The aid that the state has requested will come from several agencies, including the Federal Emergency Management Agency, the U.S. Small Business Administration and the U.S. Department of Agriculture, but it will be administered in many cases by state and local officials.

The multiple pools of relief dollars could mean headaches for residents trying to figure out what assistance they may be eligible for, although state and federal organizations are setting up help centers to assist residents with paperwork and questions.

Flinn added that Iowa’s disaster relief system is structured to work from the bottom up. County officials are responsible for assessing their needs and asking the state for help, she said. State officials monitored the situation but had to wait for local requests to come in, which was made difficult by the communications issues.

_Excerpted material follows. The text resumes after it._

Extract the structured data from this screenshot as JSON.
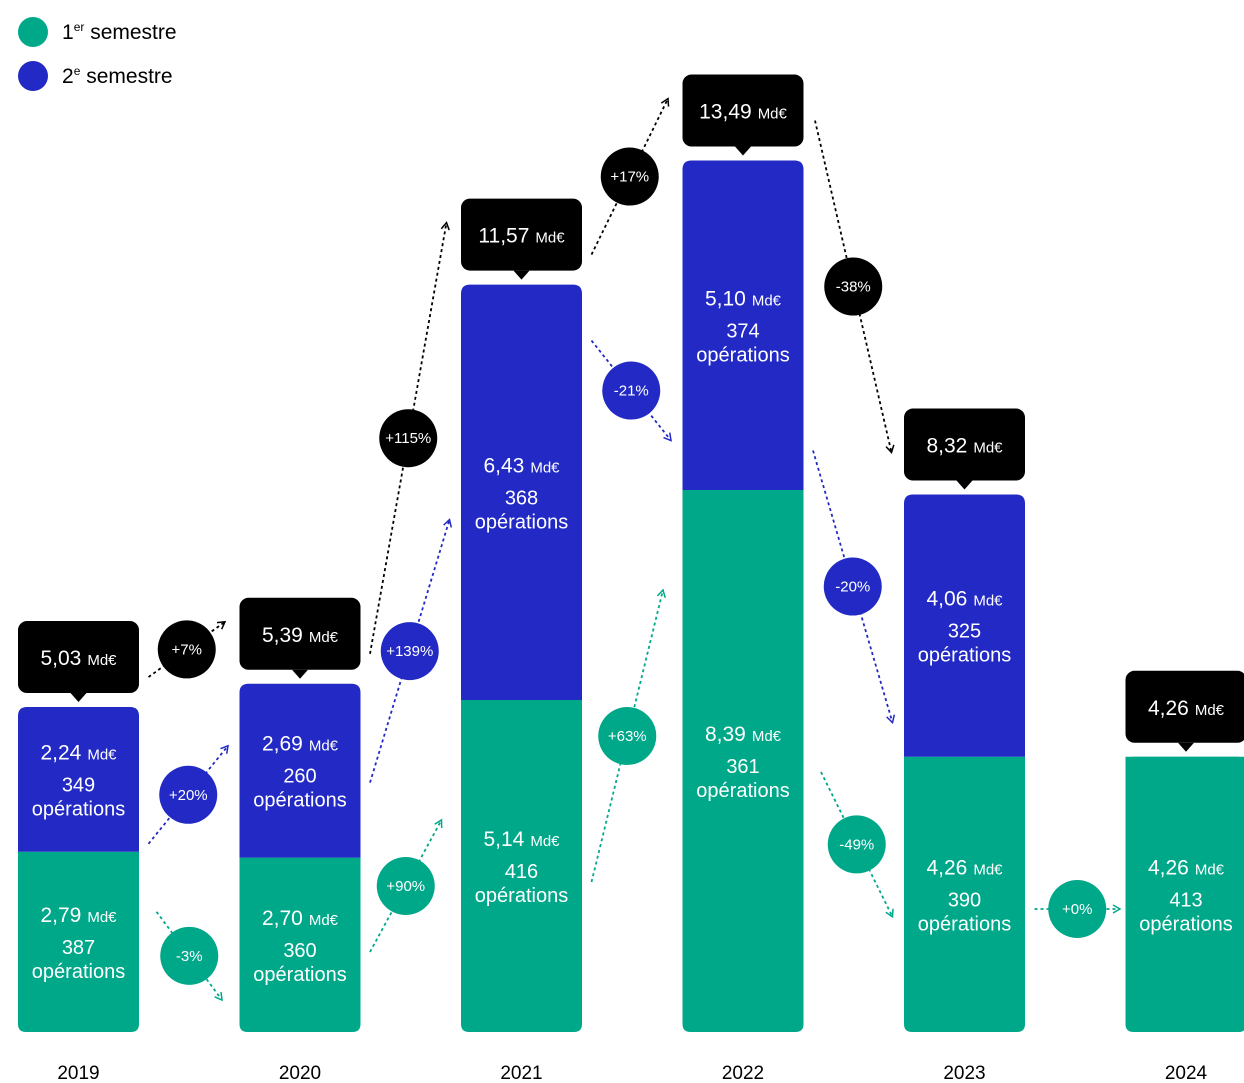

And once the state did get involved, she said, its priority was clearing major roadways so that law enforcement, medical and utility workers could get through.

But people sleeping outside and cooking with sticks weren’t necessarily interested in the workings of interagency protocol.

“We’re used to tornadoes, which is the finger of God,” said Nicholas Bowers, who lives in nearby Marion, Iowa.

“This was more like the hand of God.”